Veneza é uma beleza. Obvio – basta lembrar que é uma cidade sem automóvel. Lá, ainda hoje, os breves arroubos de poluição sonora estão por conta dos rugidos esporádicos dos motoscalfos ou de uma ou outra manada de turistas. O resto é viver e contemplar.
Lá estão Florianda e Tony. É um filme a dois, no tête-à-tête. A câmara e o oboé também prontos para completar o envolvimento na base cômoda do ôlhouvido. Veneza, em côres ou em prêto-e-branco, já foi palco de inúmeros outros dramas cinematográficos. Sob o sol e a côr, basta recordar a toada romântica e maviosa de Summertime (Quando o Coração Floresce), de David Lean, com Katherine Hepburn e Rossano Brazzi; sob a bruma, no prêto-e-branco, é lembrar, mais recentemente, Eva, de Joseph Losey, com Jeanne Moreau e Stanley Baker.
Muitos comparam êsse filme com Love Story; teria vindo na esteira do sucesso dêste último. O roteiro simplista e, até mesmo, fútil, de Giusepe Berto e Enrico Maria Salerno, demonstra que a pressa é inimiga da perfeição; mas, não só da perfeição: do bom senso. Tony (maestro) tem poucos dias de vida - chama a ex-mulher (Flô), que vive em Ferrara, com outro, além do filho de ambos - ela chega e começa o contorcionismo pseudo-romântico – entrementes a paisagem - ama-se, ela chora, ele quase chora - adeus, adeus, leves rídos chopinianos - e ela vai embora - fim.
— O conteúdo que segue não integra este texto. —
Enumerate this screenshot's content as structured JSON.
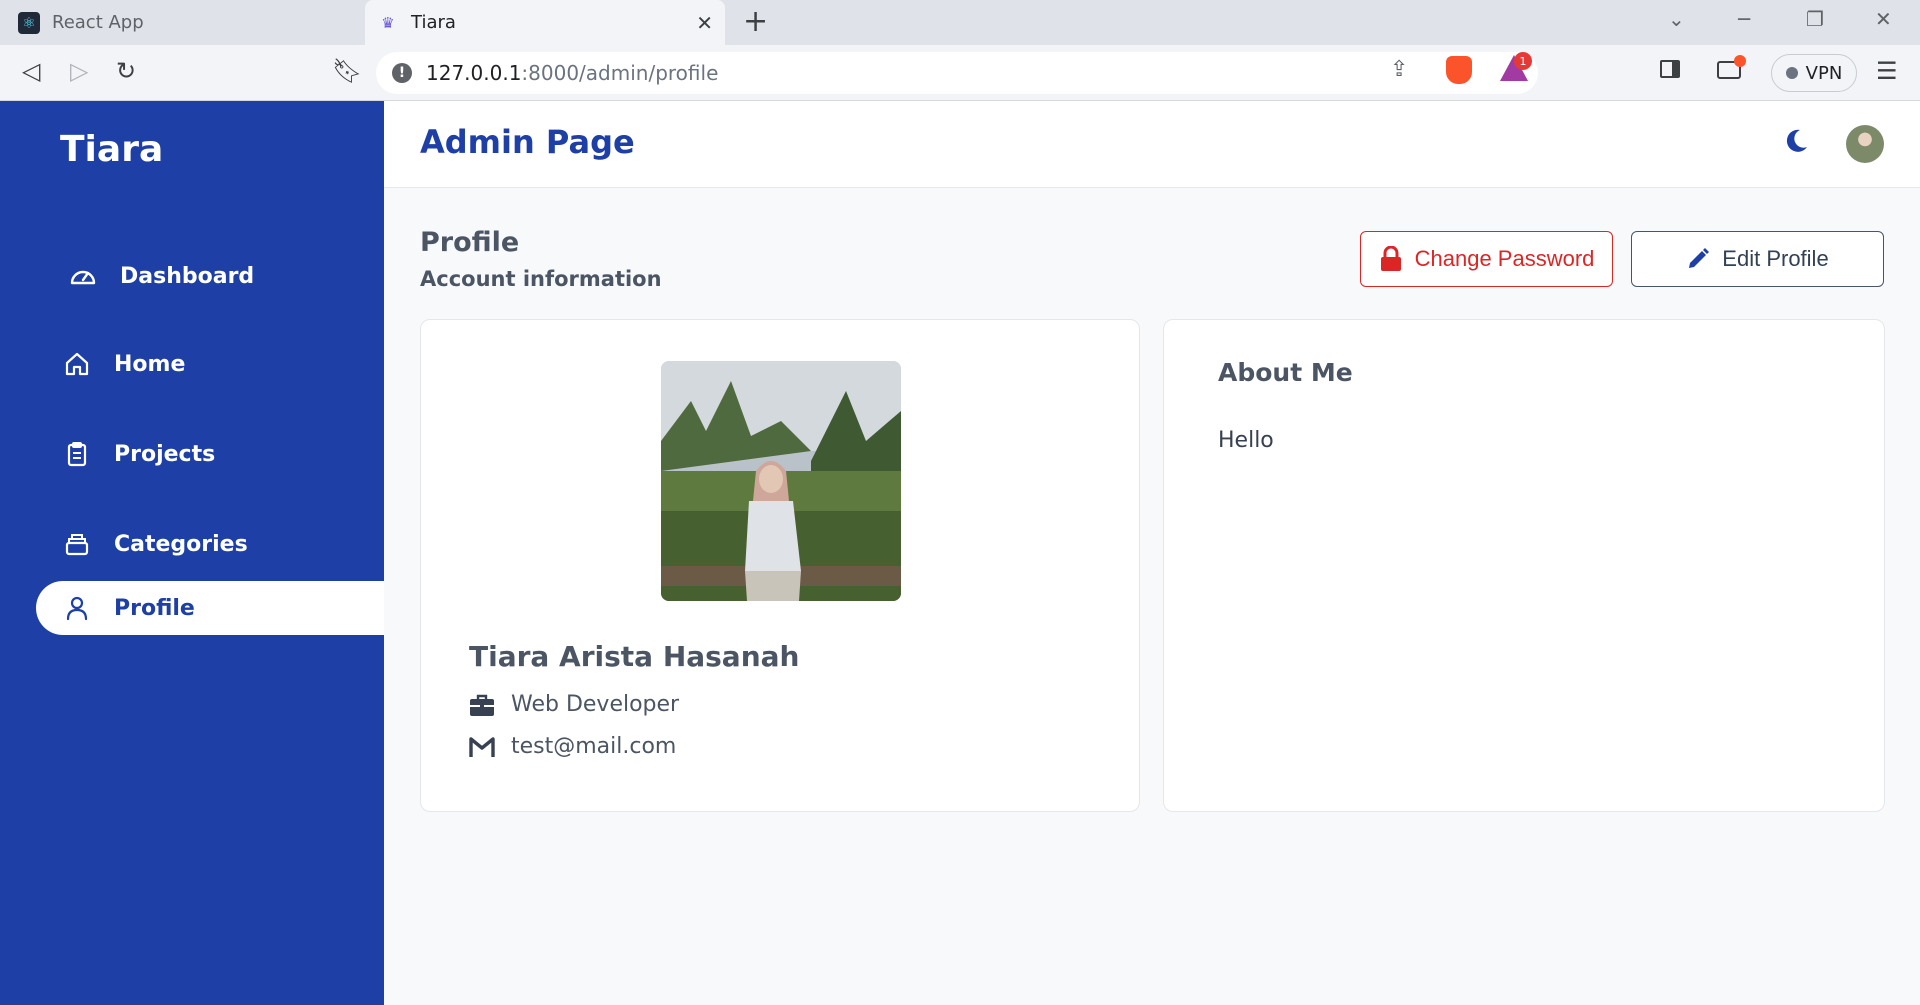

Lágrimas? Pode ser, mas é muita facilidade.
Só a própria distribuidora do Anônimo Veneziano, a Metro-Goldwyn-Mayer, entre o início do cinema falado e o fim da Segunda Grande Guerra, deve ter produzido mais de cem filmes ainda hoje mais viáveis e visíveis do que este, aqui na projeção sempre periclitante do Caruso-Copacabana.
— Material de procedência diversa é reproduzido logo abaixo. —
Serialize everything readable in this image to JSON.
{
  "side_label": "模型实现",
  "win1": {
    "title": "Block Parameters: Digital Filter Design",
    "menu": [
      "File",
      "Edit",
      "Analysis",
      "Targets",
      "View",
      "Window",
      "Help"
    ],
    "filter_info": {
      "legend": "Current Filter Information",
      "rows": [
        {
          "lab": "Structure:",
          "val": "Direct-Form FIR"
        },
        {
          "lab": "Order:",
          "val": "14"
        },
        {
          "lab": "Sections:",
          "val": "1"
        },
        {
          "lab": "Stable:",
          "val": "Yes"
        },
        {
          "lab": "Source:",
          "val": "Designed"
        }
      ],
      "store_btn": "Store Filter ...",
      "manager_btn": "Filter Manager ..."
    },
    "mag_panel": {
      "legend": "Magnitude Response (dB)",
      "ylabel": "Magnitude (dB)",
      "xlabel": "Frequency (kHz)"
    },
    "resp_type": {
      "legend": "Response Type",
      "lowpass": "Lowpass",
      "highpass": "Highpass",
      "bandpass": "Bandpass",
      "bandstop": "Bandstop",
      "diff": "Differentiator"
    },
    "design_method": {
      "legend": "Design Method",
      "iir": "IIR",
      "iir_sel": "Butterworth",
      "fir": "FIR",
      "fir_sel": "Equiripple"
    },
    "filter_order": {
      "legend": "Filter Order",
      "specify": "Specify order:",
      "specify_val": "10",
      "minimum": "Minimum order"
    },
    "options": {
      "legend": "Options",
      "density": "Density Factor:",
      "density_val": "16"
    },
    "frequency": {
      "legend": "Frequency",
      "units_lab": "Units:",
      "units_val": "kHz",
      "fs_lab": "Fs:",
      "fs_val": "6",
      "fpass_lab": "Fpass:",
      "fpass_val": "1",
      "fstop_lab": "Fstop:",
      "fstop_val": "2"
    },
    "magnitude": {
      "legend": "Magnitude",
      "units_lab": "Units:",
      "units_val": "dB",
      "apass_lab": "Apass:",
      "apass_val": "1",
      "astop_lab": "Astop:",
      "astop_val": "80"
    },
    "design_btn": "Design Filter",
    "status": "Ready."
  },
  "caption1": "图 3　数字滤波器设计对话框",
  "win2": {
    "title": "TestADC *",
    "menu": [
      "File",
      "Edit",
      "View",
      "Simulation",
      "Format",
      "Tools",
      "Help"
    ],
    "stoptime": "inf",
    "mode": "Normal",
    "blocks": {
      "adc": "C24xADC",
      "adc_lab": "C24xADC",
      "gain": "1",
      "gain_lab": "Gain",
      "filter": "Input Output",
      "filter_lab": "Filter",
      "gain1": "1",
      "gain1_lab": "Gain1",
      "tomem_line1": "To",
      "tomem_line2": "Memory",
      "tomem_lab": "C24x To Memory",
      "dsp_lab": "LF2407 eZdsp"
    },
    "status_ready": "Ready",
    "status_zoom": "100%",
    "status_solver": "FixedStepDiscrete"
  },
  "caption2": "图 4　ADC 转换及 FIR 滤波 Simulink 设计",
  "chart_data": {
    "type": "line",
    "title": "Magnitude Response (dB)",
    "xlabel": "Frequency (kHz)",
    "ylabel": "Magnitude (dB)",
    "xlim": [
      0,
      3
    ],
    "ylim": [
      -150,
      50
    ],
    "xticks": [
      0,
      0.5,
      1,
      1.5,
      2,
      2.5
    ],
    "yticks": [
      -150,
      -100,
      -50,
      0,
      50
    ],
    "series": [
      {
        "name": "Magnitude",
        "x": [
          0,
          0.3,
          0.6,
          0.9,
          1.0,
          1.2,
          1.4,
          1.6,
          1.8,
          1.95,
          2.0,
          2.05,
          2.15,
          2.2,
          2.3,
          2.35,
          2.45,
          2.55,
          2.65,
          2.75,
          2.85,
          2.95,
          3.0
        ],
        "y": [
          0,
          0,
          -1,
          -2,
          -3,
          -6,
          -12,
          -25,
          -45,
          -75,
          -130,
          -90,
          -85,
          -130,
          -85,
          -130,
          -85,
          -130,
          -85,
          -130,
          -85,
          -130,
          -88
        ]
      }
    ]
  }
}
Qualquer pessoa de 50 anos para cima sabe disso. Até a metragem, menor do que o habitual no gênero, denota a referida pressa em faturar. E por que um ator talentoso, como Enrico Maria Salerno, resolve logo estrear na direção,
faturando, apenas faturando?
Quanto a Florinda deve ter faturado mais uma casa na Barra. Em material de interpretação, faz força para levar o papel a sério, mas dá-nos a penosa impressão de algo corroída por uma certa suspension of disbelief. Tony Musante, a todo momento, dá giros de 360 graus sobre si mesmo, anda sem direção, mas não cai no canal. Quando a câmara se aproxima dele, já entre primeiro plano e close, parece-nos atar de cinema mudo, a que não faltou, no rosto, a esfregadela de cebola ou mostarda. Dá dó, principalmente quando quer dar o seu dó de peito no teatro vazio. Aí, o fotógrafo Marcello Gatti quase tomba do tripé.
A nova onda romântica é muito mais séria e estável do que se pensa, mas não pode ser medida por fitas como O Anônimo Veneziano. Pois, para o anônimo espectador, no máximo, no máximo, é diversão regular.